Dit Kerstkaart-tafereel is allang niet accuraat meer. Door klimaatverandering kennen we vooral nog kwakkelwinters, en eigenlijk is die benaming ook al niet passend. Onze winters zijn extreem geworden: niet vanwege sneeuw en ijs, maar omdat ze steeds warmer zijn en korter duren. En dat heeft enorme impact op de natuur. ‘De temperatuur in de winter was in het tijdvak 1991-2020 gemiddeld 3,9 graden Celsius’, zegt bioloog Arnold van Vliet. ‘Vijftig jaar geleden was dat nog 2,0 graden. De winters zijn dus bijna 2 keer zo warm geworden. De laatste winter, van 2023 naar 2024, was het zelfs gemiddeld 6,3 graden in Nederland. We hebben geen echte winters meer. We zijn tegenwoordig al blij als we twee dagen kunnen schaatsen.’

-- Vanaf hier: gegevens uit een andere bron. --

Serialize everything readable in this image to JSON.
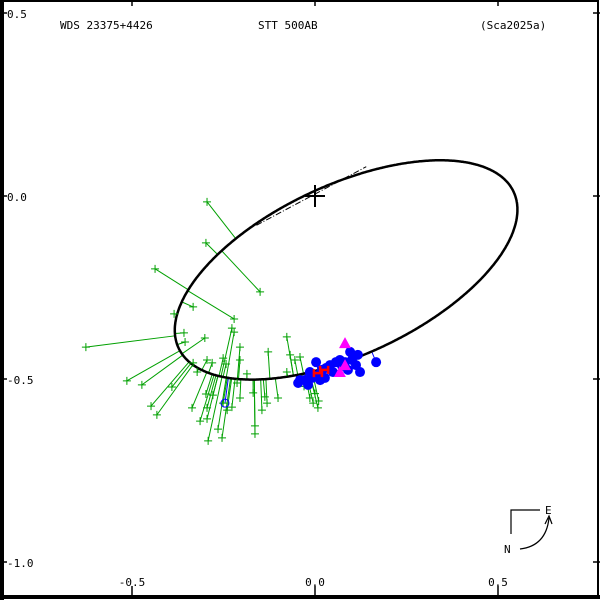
{
  "header": {
    "wds_id": "WDS 23375+4426",
    "pair_name": "STT 500AB",
    "orbit_ref": "(Sca2025a)"
  },
  "compass": {
    "north": "N",
    "east": "E"
  },
  "colors": {
    "orbit": "#000000",
    "micrometer": "#00a000",
    "speckle": "#0000ff",
    "interferometric": "#ff00ff",
    "recent": "#ff0000"
  },
  "chart_data": {
    "type": "scatter",
    "title": "WDS 23375+4426 STT 500AB (Sca2025a)",
    "xlabel": "",
    "ylabel": "",
    "xlim": [
      -0.86,
      0.78
    ],
    "ylim": [
      -1.1,
      0.535
    ],
    "x_ticks": [
      {
        "v": -0.5,
        "label": "-0.5"
      },
      {
        "v": 0.0,
        "label": "0.0"
      },
      {
        "v": 0.5,
        "label": "0.5"
      }
    ],
    "y_ticks": [
      {
        "v": 0.5,
        "label": "0.5"
      },
      {
        "v": 0.0,
        "label": "0.0"
      },
      {
        "v": -0.5,
        "label": "-0.5"
      },
      {
        "v": -1.0,
        "label": "-1.0"
      }
    ],
    "primary": [
      0,
      0
    ],
    "orbit_ellipse": {
      "center": [
        0.085,
        -0.202
      ],
      "semi_major": 0.505,
      "semi_minor": 0.232,
      "angle_deg": 25
    },
    "line_of_nodes": [
      [
        -0.16,
        -0.08
      ],
      [
        0.14,
        0.08
      ]
    ],
    "series": [
      {
        "name": "micrometer",
        "marker": "plus",
        "points": [
          [
            -0.295,
            -0.016
          ],
          [
            -0.298,
            -0.128
          ],
          [
            -0.437,
            -0.199
          ],
          [
            -0.15,
            -0.262
          ],
          [
            -0.333,
            -0.303
          ],
          [
            -0.385,
            -0.322
          ],
          [
            -0.221,
            -0.336
          ],
          [
            -0.227,
            -0.361
          ],
          [
            -0.221,
            -0.372
          ],
          [
            -0.358,
            -0.374
          ],
          [
            -0.626,
            -0.413
          ],
          [
            -0.301,
            -0.388
          ],
          [
            -0.355,
            -0.399
          ],
          [
            -0.077,
            -0.385
          ],
          [
            -0.205,
            -0.413
          ],
          [
            -0.128,
            -0.426
          ],
          [
            -0.514,
            -0.505
          ],
          [
            -0.473,
            -0.516
          ],
          [
            -0.448,
            -0.574
          ],
          [
            -0.432,
            -0.598
          ],
          [
            -0.391,
            -0.522
          ],
          [
            -0.336,
            -0.579
          ],
          [
            -0.314,
            -0.615
          ],
          [
            -0.295,
            -0.609
          ],
          [
            -0.295,
            -0.579
          ],
          [
            -0.298,
            -0.541
          ],
          [
            -0.279,
            -0.544
          ],
          [
            -0.251,
            -0.566
          ],
          [
            -0.24,
            -0.585
          ],
          [
            -0.265,
            -0.637
          ],
          [
            -0.292,
            -0.669
          ],
          [
            -0.254,
            -0.661
          ],
          [
            -0.295,
            -0.448
          ],
          [
            -0.281,
            -0.456
          ],
          [
            -0.251,
            -0.443
          ],
          [
            -0.243,
            -0.459
          ],
          [
            -0.205,
            -0.448
          ],
          [
            -0.186,
            -0.486
          ],
          [
            -0.213,
            -0.511
          ],
          [
            -0.169,
            -0.538
          ],
          [
            -0.137,
            -0.549
          ],
          [
            -0.131,
            -0.566
          ],
          [
            -0.145,
            -0.585
          ],
          [
            -0.164,
            -0.628
          ],
          [
            -0.164,
            -0.65
          ],
          [
            -0.101,
            -0.552
          ],
          [
            -0.077,
            -0.481
          ],
          [
            -0.068,
            -0.434
          ],
          [
            -0.055,
            -0.448
          ],
          [
            -0.041,
            -0.44
          ],
          [
            -0.014,
            -0.552
          ],
          [
            0.008,
            -0.579
          ],
          [
            -0.005,
            -0.566
          ],
          [
            -0.205,
            -0.552
          ],
          [
            -0.227,
            -0.577
          ],
          [
            -0.333,
            -0.456
          ],
          [
            -0.322,
            -0.481
          ],
          [
            -0.041,
            -0.5
          ],
          [
            -0.03,
            -0.52
          ],
          [
            0.0,
            -0.54
          ],
          [
            0.01,
            -0.56
          ]
        ]
      },
      {
        "name": "speckle",
        "marker": "filled-circle",
        "points": [
          [
            -0.046,
            -0.511
          ],
          [
            -0.027,
            -0.503
          ],
          [
            -0.008,
            -0.497
          ],
          [
            0.008,
            -0.489
          ],
          [
            0.019,
            -0.475
          ],
          [
            0.03,
            -0.47
          ],
          [
            0.041,
            -0.462
          ],
          [
            0.057,
            -0.454
          ],
          [
            0.068,
            -0.448
          ],
          [
            0.082,
            -0.454
          ],
          [
            0.096,
            -0.426
          ],
          [
            0.101,
            -0.448
          ],
          [
            0.112,
            -0.462
          ],
          [
            0.123,
            -0.481
          ],
          [
            0.167,
            -0.454
          ],
          [
            0.003,
            -0.454
          ],
          [
            0.027,
            -0.497
          ],
          [
            -0.019,
            -0.516
          ],
          [
            0.09,
            -0.475
          ],
          [
            -0.041,
            -0.503
          ],
          [
            0.049,
            -0.481
          ],
          [
            0.074,
            -0.464
          ],
          [
            0.117,
            -0.434
          ],
          [
            0.014,
            -0.503
          ],
          [
            -0.014,
            -0.481
          ]
        ]
      },
      {
        "name": "speckle-open",
        "marker": "open-circle",
        "points": [
          [
            -0.246,
            -0.566
          ]
        ]
      },
      {
        "name": "interferometric",
        "marker": "triangle",
        "points": [
          [
            0.082,
            -0.402
          ],
          [
            0.082,
            -0.462
          ],
          [
            0.068,
            -0.481
          ]
        ]
      },
      {
        "name": "recent",
        "marker": "H",
        "points": [
          [
            0.008,
            -0.484
          ],
          [
            0.025,
            -0.475
          ]
        ]
      }
    ]
  }
}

Van Vliet is werkzaam aan Wageningen University & Research, waar hij zich met name bezighoudt met citizen science-netwerken. Hij is initiatiefnemer van Nature Today, dat nieuwsberichten brengt over actuele gebeurtenissen in de natuur. Een onderdeel daarvan is de Natuurkalender, een waarnemingsnetwerk waarbinnen vrijwilligers kunnen doorgeven wanneer ze bijvoorbeeld de eerste gierzwaluwen, wespen of ringslangen zien, of wanneer bepaalde bomen en planten in bloei staan of hun blad verliezen. Het bestuderen van cycli en jaarlijks terugkerende natuurverschijnselen, zoals bijvoorbeeld ook bloei en bladval, wordt fenologie genoemd. En door al die gegevens te vergelijken kun je zien welke verschuivingen over de jaren plaatsvinden. Van Vliet: ‘De timing van de natuur is de beste indicator van klimaatverandering.’
Te vroeg wakker
De hogere temperaturen maken dat de winter zijn functie verliest als rustmoment voor de natuur. ‘Het basisenergieverbruik van overwinterende insecten is nu veel hoger dan vroeger’, zegt Van Vliet. ‘Dat is een puur fysiologisch verschijnsel, waardoor insecten meer energie verliezen en kwetsbaarder worden voor ziekten of schimmels. Ze worden verzwakt wakker, vaak ook te vroeg. Het is geen zeldzaamheid meer dat we in januari al meldingen krijgen van vlinders.’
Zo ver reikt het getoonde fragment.